Timanfaya, roca volcánica
El paisaje volcánico es algo habitual en las Islas Canarias, pero en ningún lugar como en Timanfaya; el suyo, más que volcánico, parece lunar.

Durante los siglos XVIII y XIX, trescientos volcanes arrasaron unos doscientos kilómetros cuadrados y la vida que los poblaba.
 Timanfaya, roca volcánica

 

El Padre Curbelo, párroco de Yaiza, dejó escrito cómo el 1 de Septiembre de 1730, entre las 9 y las 10 de la noche, se escuchó un estruendo sordo y desgarrador que sacudió el pueblo hasta los cimientos. La tierra se abría en profundas grietas desde las que se elevaban columnas de fuego de varios cientos de metros, denso humo color de azufre, cenizas y terribles lenguas de lava.

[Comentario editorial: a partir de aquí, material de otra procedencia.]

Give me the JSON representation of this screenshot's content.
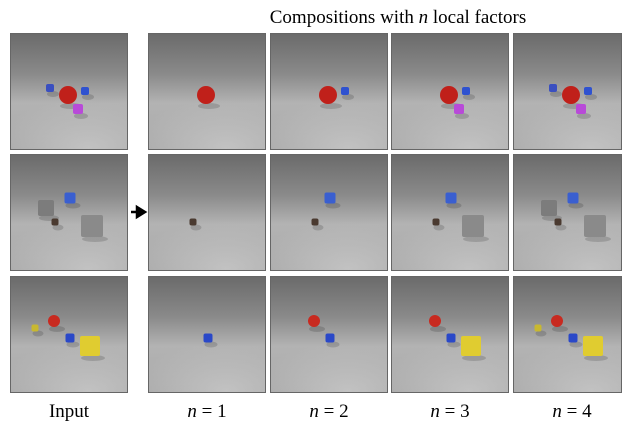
{
  "title": {
    "prefix": "Compositions with",
    "variable": "n",
    "suffix": "local factors"
  },
  "columns": [
    {
      "label": "Input"
    },
    {
      "variable": "n",
      "label": "= 1"
    },
    {
      "variable": "n",
      "label": "= 2"
    },
    {
      "variable": "n",
      "label": "= 3"
    },
    {
      "variable": "n",
      "label": "= 4"
    }
  ]
}
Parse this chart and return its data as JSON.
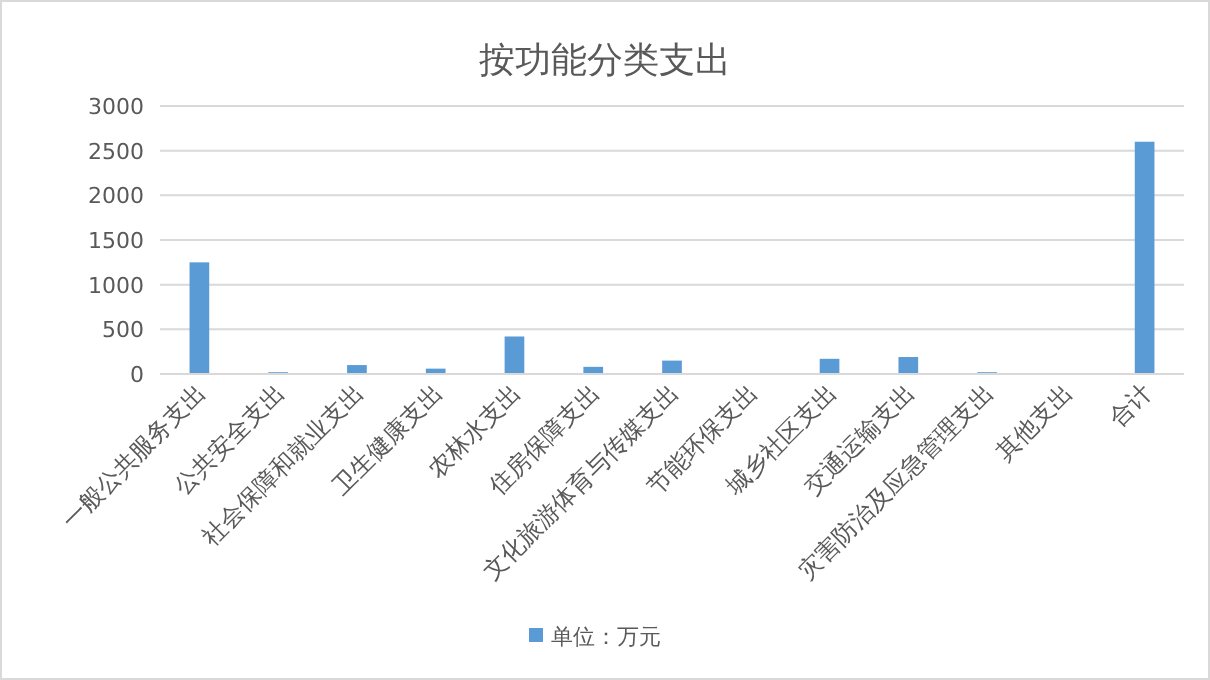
{
  "chart_data": {
    "type": "bar",
    "title": "按功能分类支出",
    "categories": [
      "一般公共服务支出",
      "公共安全支出",
      "社会保障和就业支出",
      "卫生健康支出",
      "农林水支出",
      "住房保障支出",
      "文化旅游体育与传媒支出",
      "节能环保支出",
      "城乡社区支出",
      "交通运输支出",
      "灾害防治及应急管理支出",
      "其他支出",
      "合计"
    ],
    "series": [
      {
        "name": "单位：万元",
        "color": "#5b9bd5",
        "values": [
          1250,
          20,
          100,
          60,
          420,
          80,
          150,
          0,
          170,
          190,
          20,
          0,
          2600
        ]
      }
    ],
    "ylim": [
      0,
      3000
    ],
    "yticks": [
      0,
      500,
      1000,
      1500,
      2000,
      2500,
      3000
    ],
    "grid": "y",
    "legend": "bottom"
  }
}
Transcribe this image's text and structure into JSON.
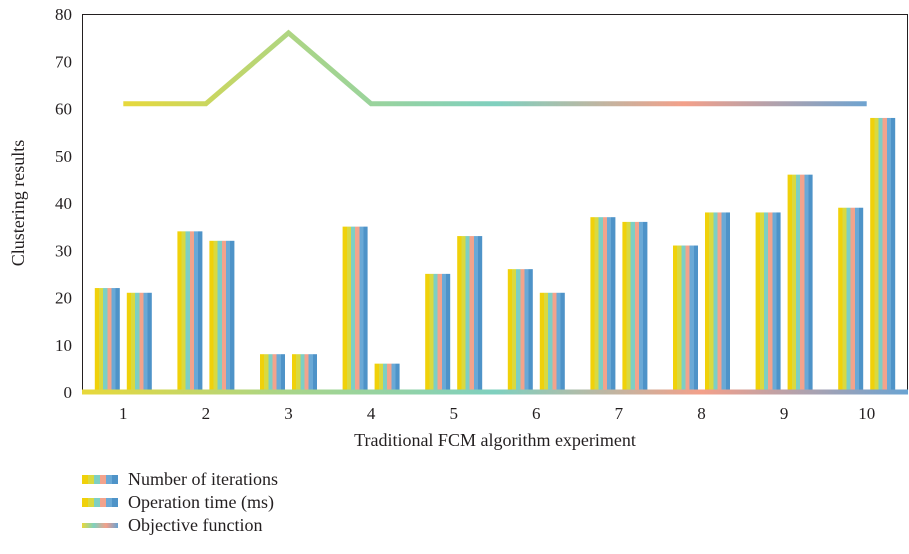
{
  "chart_data": {
    "type": "bar",
    "title": "",
    "xlabel": "Traditional FCM algorithm experiment",
    "ylabel": "Clustering results",
    "categories": [
      "1",
      "2",
      "3",
      "4",
      "5",
      "6",
      "7",
      "8",
      "9",
      "10"
    ],
    "ylim": [
      0,
      80
    ],
    "yticks": [
      0,
      10,
      20,
      30,
      40,
      50,
      60,
      70,
      80
    ],
    "grid": false,
    "legend_position": "bottom-left",
    "series": [
      {
        "name": "Number of iterations",
        "type": "bar",
        "values": [
          22,
          34,
          8,
          35,
          25,
          26,
          37,
          31,
          38,
          39
        ]
      },
      {
        "name": "Operation time (ms)",
        "type": "bar",
        "values": [
          21,
          32,
          8,
          6,
          33,
          21,
          36,
          38,
          46,
          58
        ]
      },
      {
        "name": "Objective function",
        "type": "line",
        "values": [
          61,
          61,
          76,
          61,
          61,
          61,
          61,
          61,
          61,
          61
        ]
      }
    ],
    "colors": {
      "bar_stripes": [
        "#f0d10a",
        "#d9d941",
        "#7dcfc4",
        "#f3a38c",
        "#6aa9d6",
        "#4e93c8"
      ],
      "line_gradient": [
        "#e8d83a",
        "#a8d58a",
        "#7fd0bf",
        "#f3a08a",
        "#6aa3d2"
      ],
      "axis": "#231f20"
    }
  }
}
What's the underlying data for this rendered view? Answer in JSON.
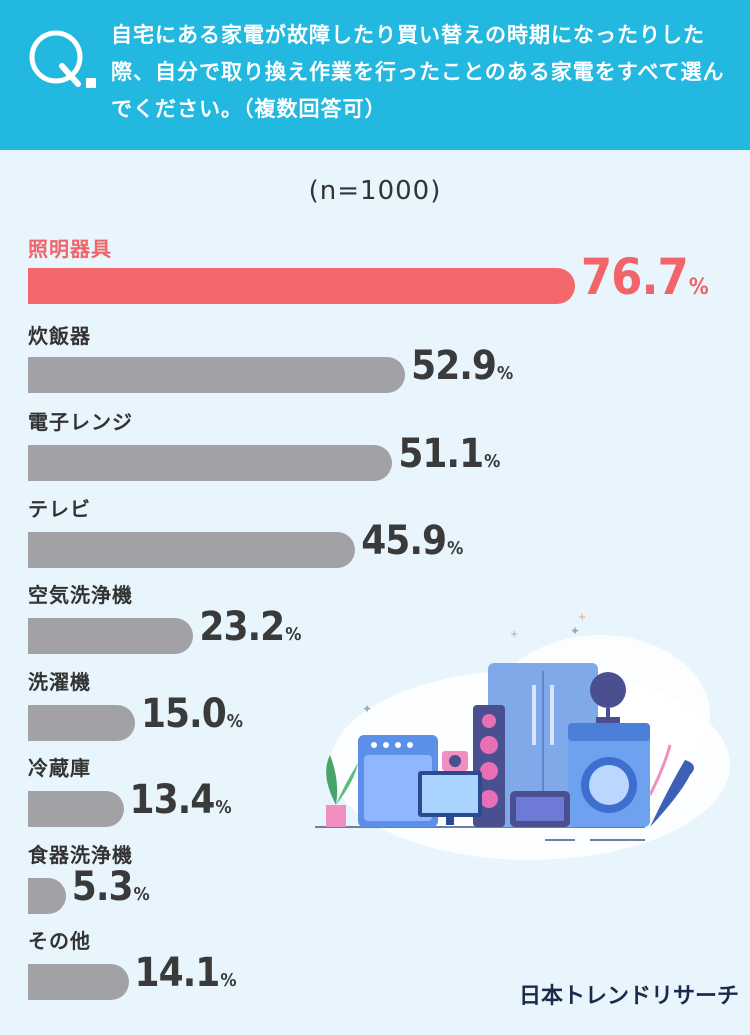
{
  "header": {
    "q_letter": "Q",
    "question": "自宅にある家電が故障したり買い替えの時期になったりした際、自分で取り換え作業を行ったことのある家電をすべて選んでください。（複数回答可）"
  },
  "sample_size": "(n=1000)",
  "colors": {
    "header": "#22b8e0",
    "highlight": "#f4676b",
    "bar": "#a2a2a6",
    "background": "#e8f5fc"
  },
  "chart_data": {
    "type": "bar",
    "orientation": "horizontal",
    "categories": [
      "照明器具",
      "炊飯器",
      "電子レンジ",
      "テレビ",
      "空気洗浄機",
      "洗濯機",
      "冷蔵庫",
      "食器洗浄機",
      "その他"
    ],
    "values": [
      76.7,
      52.9,
      51.1,
      45.9,
      23.2,
      15.0,
      13.4,
      5.3,
      14.1
    ],
    "value_labels": [
      "76.7",
      "52.9",
      "51.1",
      "45.9",
      "23.2",
      "15.0",
      "13.4",
      "5.3",
      "14.1"
    ],
    "unit": "%",
    "highlight_index": 0,
    "grid": false,
    "legend": "none"
  },
  "brand": {
    "logo_text": "日本トレンドリサーチ"
  }
}
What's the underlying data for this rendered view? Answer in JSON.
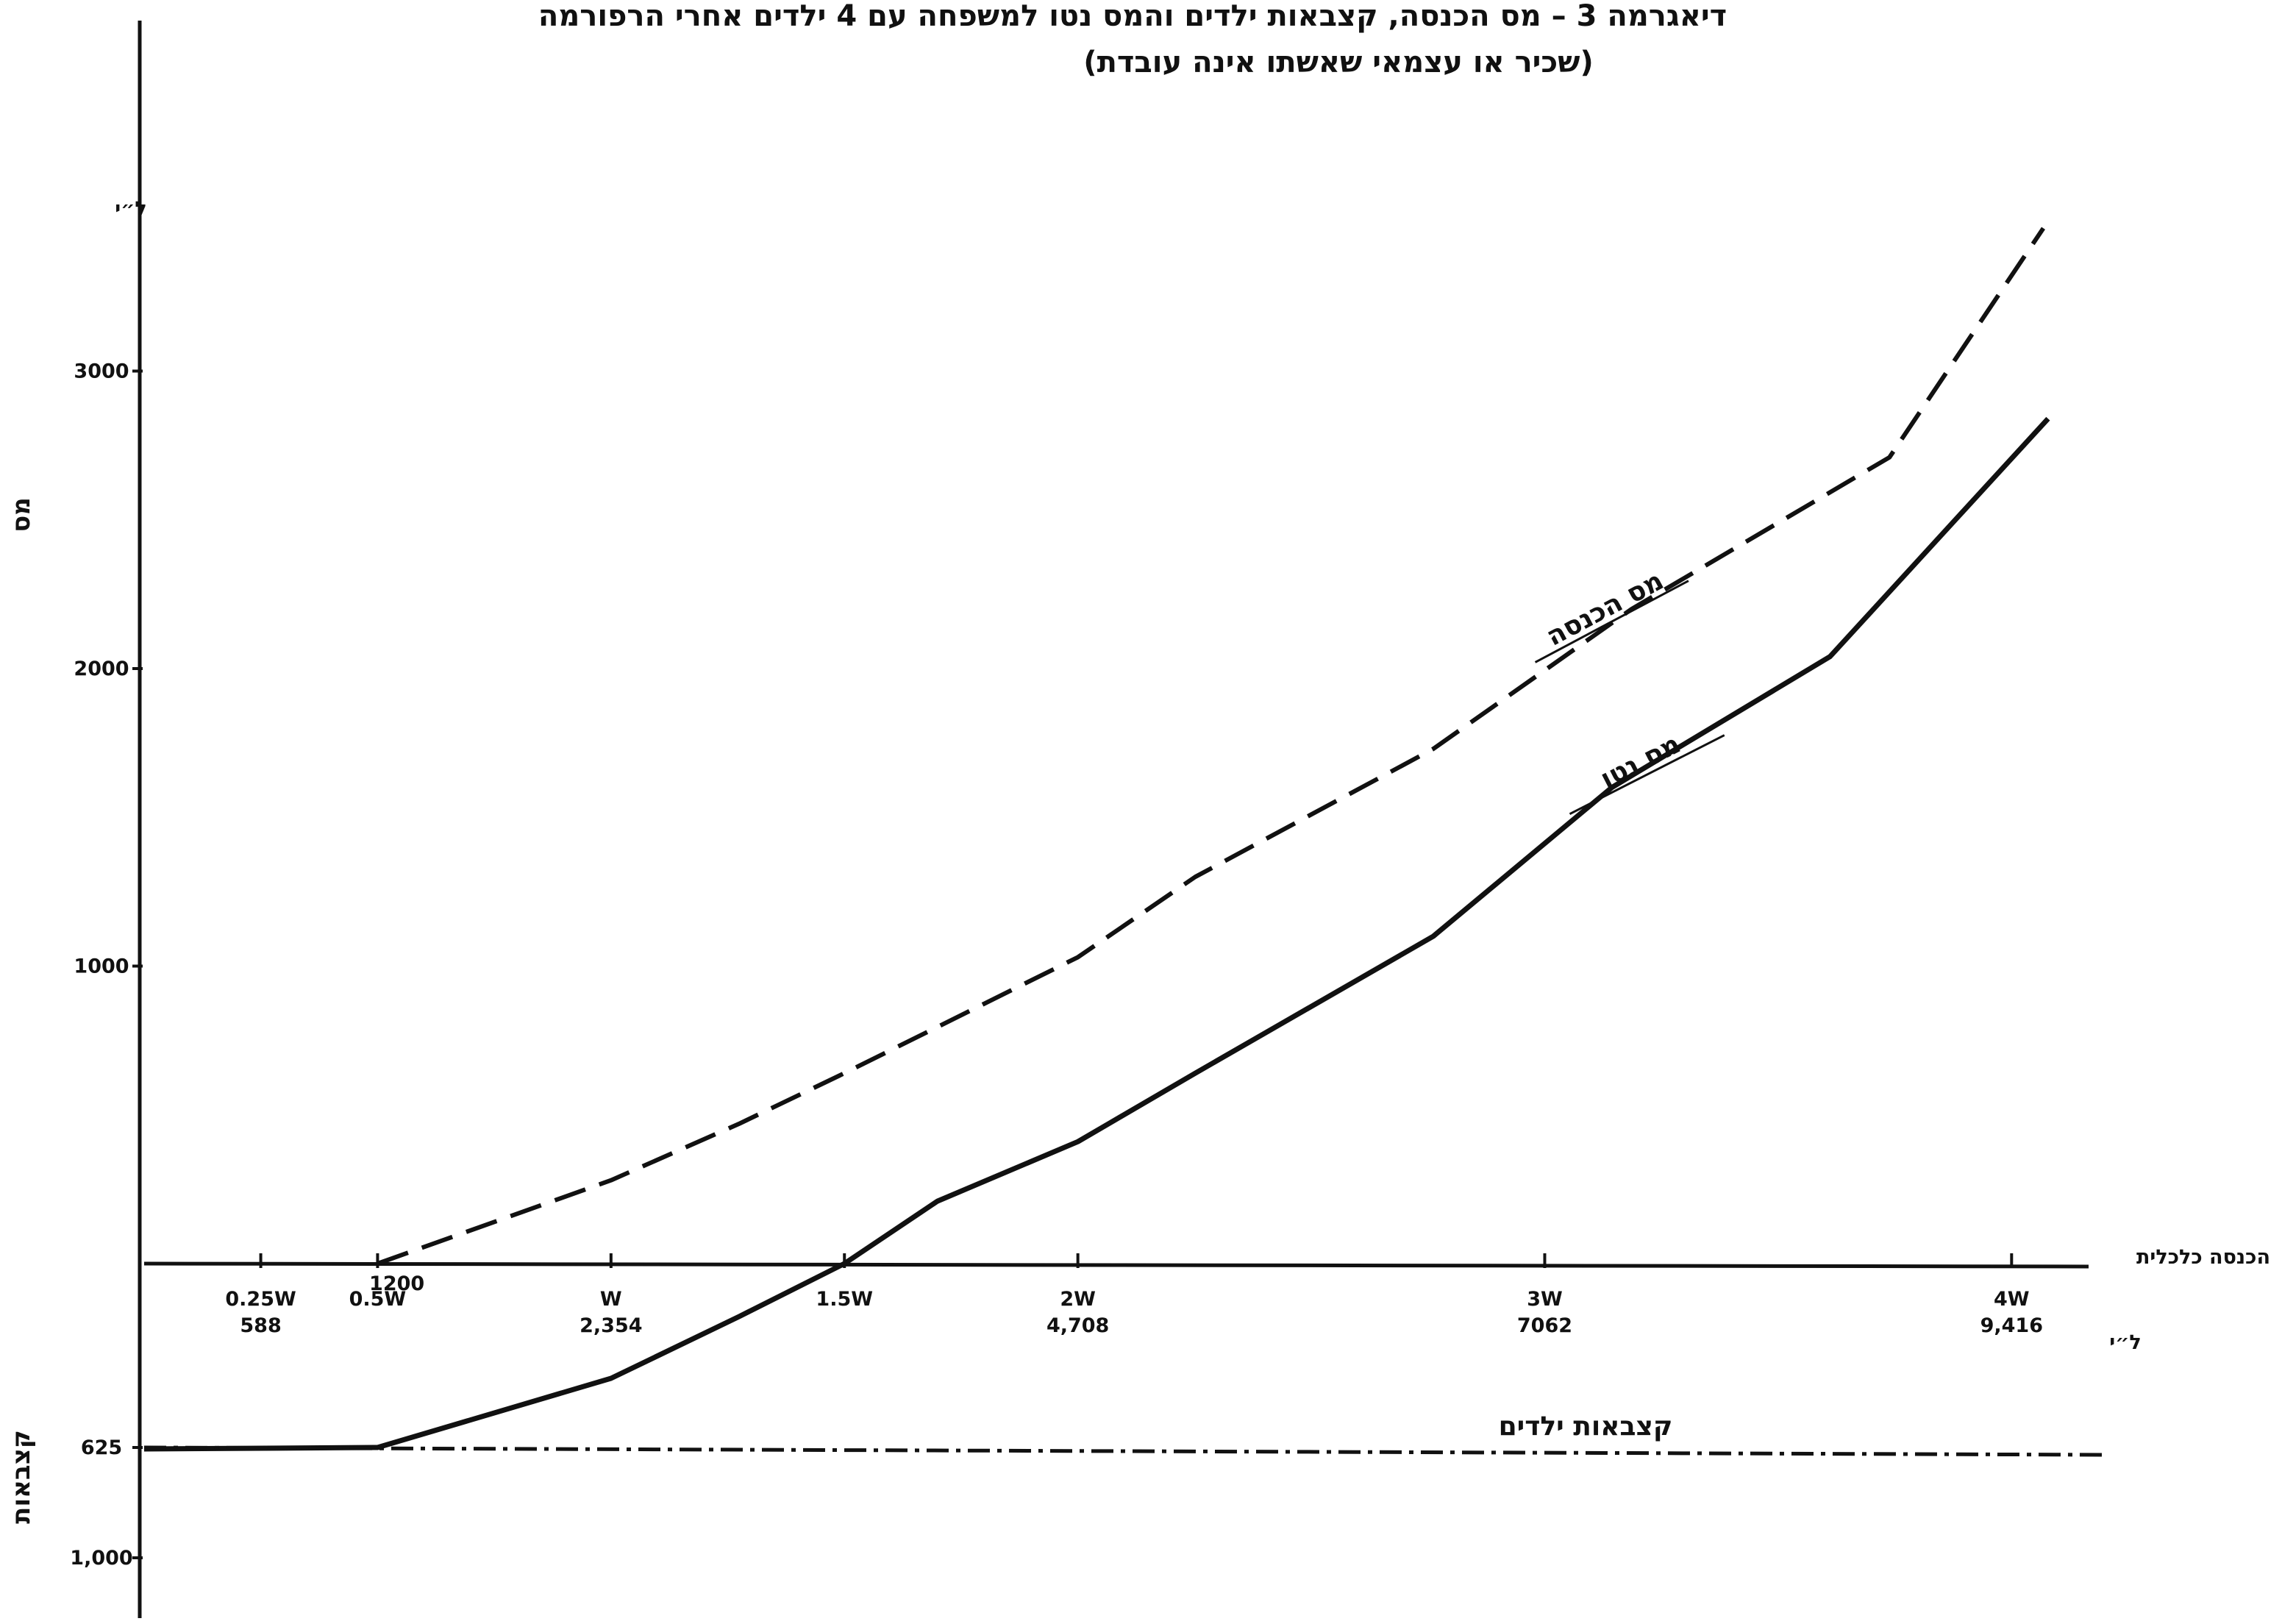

Las erupciones continuaron hasta comienzos de 1732 en que los habitantes de la isla hubieron de abandonarla para refugiarse en la isla de Gran Canaria. En unos días, treinta nuevos cráteres produjeron una capa de lava de diez metros de espesor que sepultó once pueblos. El paisaje de la isla fue literalmente destruido, y los valles de cultivo de las Vegas de Timanfaya y Los Miraderos fueron sustituidos por mares de lava y ceniza. La isla había aumentado su superficie en una tercera parte.

 




Todavía entre julio y septiembre de 1824 se abrieron tres nuevos cráteres y su lava se superpuso a la que recientemente había conquistado al mar parte de su terreno. Todas estas erupciones nunca produjeron víctimas humanas porque los volcanes en las Islas Canarias han tenido siempre el detalle de avisar con tiempo de sus intenciones.

Desde entonces sus habitantes han tenido que aprender a convivir con este paisaje, hermoso por su desolación, hasta conseguir cultivar en secano melones, cebollas, tomates e incluso viñas en las sucesiones de pequeños cráteres que llaman Geria.






Más que adaptación, lo de estas gentes es auténtica simbiosis con el agreste paraje; es respeto y admiración expresados y materializados por el poeta, arquitecto y decorador César Manrique, oriundo de estas piedras áridas y autor de hermosos paisajes que potencian esa naturaleza muerta.

Parque Nacional de España desde 1974 y Reserva de la Biosfera de la UNESCO desde 1993, Timanfaya es la tierra de los volcanes y en su desolación uno de los parajes más hermosos de España y hasta del mundo. No en vano está considerado uno de los siete paraísos vírgenes del planeta.